Trump’s plan would double the standard deduction that benefits many middle-class Americans, making it the centerpiece of the tax relief Trump has promised them. It would also seek to pay for some of the tax cuts by ending the state and local tax deduction, which is used mostly by middle-to-high earners in high-tax states like California, New York and New Jersey. The tax break, which is worth more than $1 trillion over 10 years, is favored by representatives of influential industries, like real estate.
Attempts to end it may run into Republican opposition too.
Starting Point
“You have some members from higher-tax states who are concerned about the deductibility of state and local taxes,” said Representative David Schweikert of Arizona, a member of the tax-writing Ways and Means Committee and the conservative Freedom Caucus. “You have others who want to really aggressively lower rates.”
The framework that Trump and congressional Republicans plan to release Wednesday would form the starting point for the tax debate in the coming months, which comes as the administration seeks a legislative victory in 2017 after failing to repeal Obamacare or win full funding to build a wall on the southern border.
“We’re excited,” House Ways and Means Committee Chairman Kevin Brady said Sunday night, after Republicans on his panel left a meeting to discuss their plans. He said the White House would determine the timetable for releasing more information, “but definitely this week.”

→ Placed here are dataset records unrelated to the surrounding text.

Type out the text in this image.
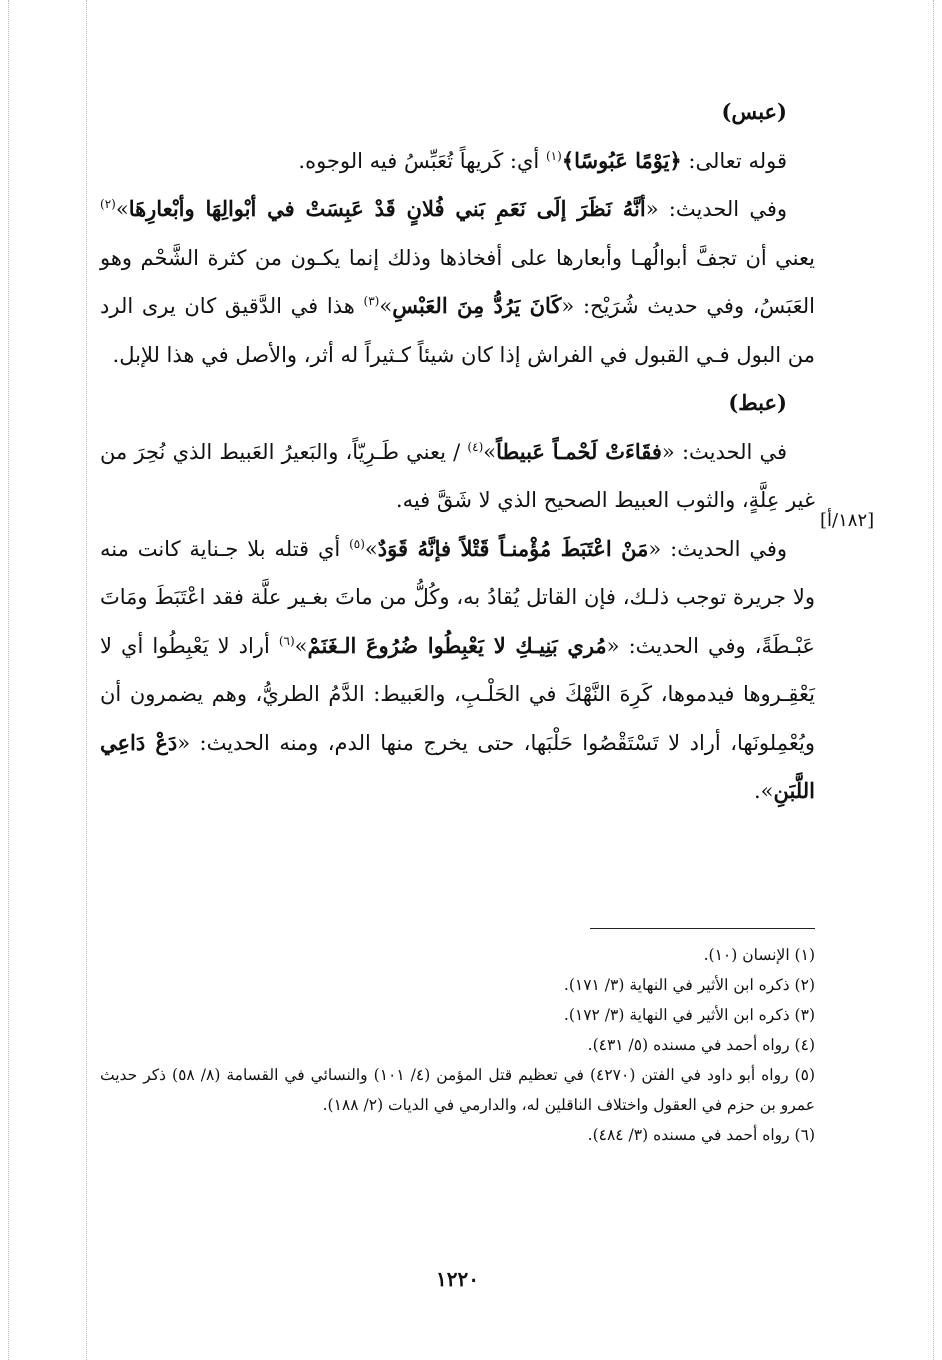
(عبس)

قوله تعالى: ﴿يَوْمًا عَبُوسًا﴾$^{(١)}$ أي: كَريهاً تُعَبِّسُ فيه الوجوه.

وفي الحديث: «أنَّهُ نَظَرَ إلَى نَعَمِ بَني فُلانٍ قَدْ عَبِسَتْ في أبْوالِهَا وأبْعارِهَا»$^{(٢)}$ يعني أن تجفَّ أبوالُهـا وأبعارها على أفخاذها وذلك إنما يكـون من كثرة الشَّحْم وهو العَبَسُ، وفي حديث شُرَيْح: «كَانَ يَرُدُّ مِنَ العَبْسِ»$^{(٣)}$ هذا في الدَّقيق كان يرى الرد من البول فـي القبول في الفراش إذا كان شيئاً كـثيراً له أثر، والأصل في هذا للإبل.

(عبط)

في الحديث: «فقَاءَتْ لَحْمـاً عَبيطاً»$^{(٤)}$ / يعني طَـرِيّاً، والبَعيرُ العَبيط الذي نُحِرَ من غير عِلَّةٍ، والثوب العبيط الصحيح الذي لا شَقَّ فيه.

وفي الحديث: «مَنْ اعْتَبَطَ مُؤْمنـاً قَتْلاً فإنَّهُ قَوَدٌ»$^{(٥)}$ أي قتله بلا جـناية كانت منه ولا جريرة توجب ذلـك، فإن القاتل يُقادُ به، وكُلُّ من ماتَ بغـير علَّة فقد اعْتَبَطَ ومَاتَ عَبْـطَةً، وفي الحديث: «مُري بَنِيـكِ لا يَعْبِطُوا ضُرُوعَ الـغَنَمْ»$^{(٦)}$ أراد لا يَعْبِطُوا أي لا يَعْقِـروها فيدموها، كَرِهَ النَّهْكَ في الحَلْـبِ، والعَبيط: الدَّمُ الطريُّ، وهم يضمرون أن ويُعْمِلونَها، أراد لا تَسْتَقْصُوا حَلْبَها، حتى يخرج منها الدم، ومنه الحديث: «دَعْ دَاعِي اللَّبَنِ».

[١٨٢/أ]

(١) الإنسان (١٠).

(٢) ذكره ابن الأثير في النهاية (٣/ ١٧١).

(٣) ذكره ابن الأثير في النهاية (٣/ ١٧٢).

(٤) رواه أحمد في مسنده (٥/ ٤٣١).

(٥) رواه أبو داود في الفتن (٤٢٧٠) في تعظيم قتل المؤمن (٤/ ١٠١) والنسائي في القسامة (٨/ ٥٨) ذكر حديث عمرو بن حزم في العقول واختلاف الناقلين له، والدارمي في الديات (٢/ ١٨٨).

(٦) رواه أحمد في مسنده (٣/ ٤٨٤).

١٢٢٠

“I think this is going to move a lot faster than people think,” said Representative Vern Buchanan, a Florida Republican.
Standard Deduction
GOP officials argue the tax overhaul is crucial for boosting economic growth, while Democrats are gearing up to paint it as a giveaway to the wealthy.
“Democrats have strongly and firmly stood for the position that not one penny of tax cuts should go to the top 1 percent,” Senate Minority Leader Chuck Schumer said in a statement Sunday.

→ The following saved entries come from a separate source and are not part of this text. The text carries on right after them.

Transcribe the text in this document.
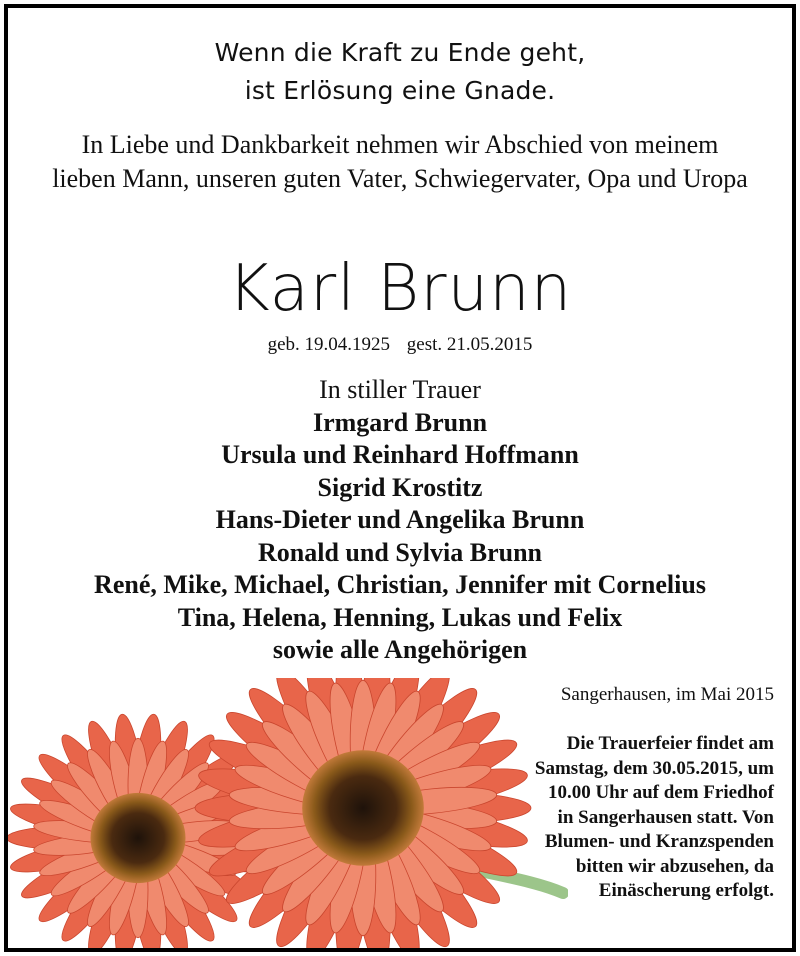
Wenn die Kraft zu Ende geht,
ist Erlösung eine Gnade.
In Liebe und Dankbarkeit nehmen wir Abschied von meinem lieben Mann, unseren guten Vater, Schwiegervater, Opa und Uropa
Karl Brunn
geb. 19.04.1925 gest. 21.05.2015
In stiller Trauer
Irmgard Brunn
Ursula und Reinhard Hoffmann
Sigrid Krostitz
Hans-Dieter und Angelika Brunn
Ronald und Sylvia Brunn
René, Mike, Michael, Christian, Jennifer mit Cornelius
Tina, Helena, Henning, Lukas und Felix
sowie alle Angehörigen
Sangerhausen, im Mai 2015
Die Trauerfeier findet am
Samstag, dem 30.05.2015, um
10.00 Uhr auf dem Friedhof
in Sangerhausen statt. Von
Blumen- und Kranzspenden
bitten wir abzusehen, da
Einäscherung erfolgt.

A White House official said that increasing the standard deduction would expand the number of Americans who don’t pay any net income taxes, and argued a low individual rate would encourage Americans at the bottom of the economic ladder to climb up.
The framework is also expected to eliminate the estate tax, three people familiar with the discussions said. That tax applies to estates worth at least $5.49 million per tax filer. Many Republicans want to end it.
One immediate purpose of the framework is to secure House GOP approval for a budget resolution to unlock the Senate’s procedure for passing a tax bill without Democratic support. Leaders of the conservative House Freedom Caucus have declined to support a budget before members see details of a tax plan; GOP leaders are hoping they’ll be satisfied.
Time is short, and many details have yet to be resolved. Republicans still haven’t decided how much a tax bill can add to the deficit, a decision they must make before beginning to advance a bill. They have also yet to come to agreement on what tax deductions and carve-outs to limit in order to simplify the code, raise revenues and -- as Trump has said he wants to do -- reduce the tax cut for the wealthiest Americans.
“I think the wealthy will be pretty much where they are” in terms of tax liabilities, Trump told reporters on Sept. 13.
“The whole objective here is to get the growth rate up to 3 percent-plus,” conservative economist Stephen Moore, who advised Trump’s presidential campaign on tax policy last year, told reporters on Friday. “Not because we want more money in the hands of millionaires.”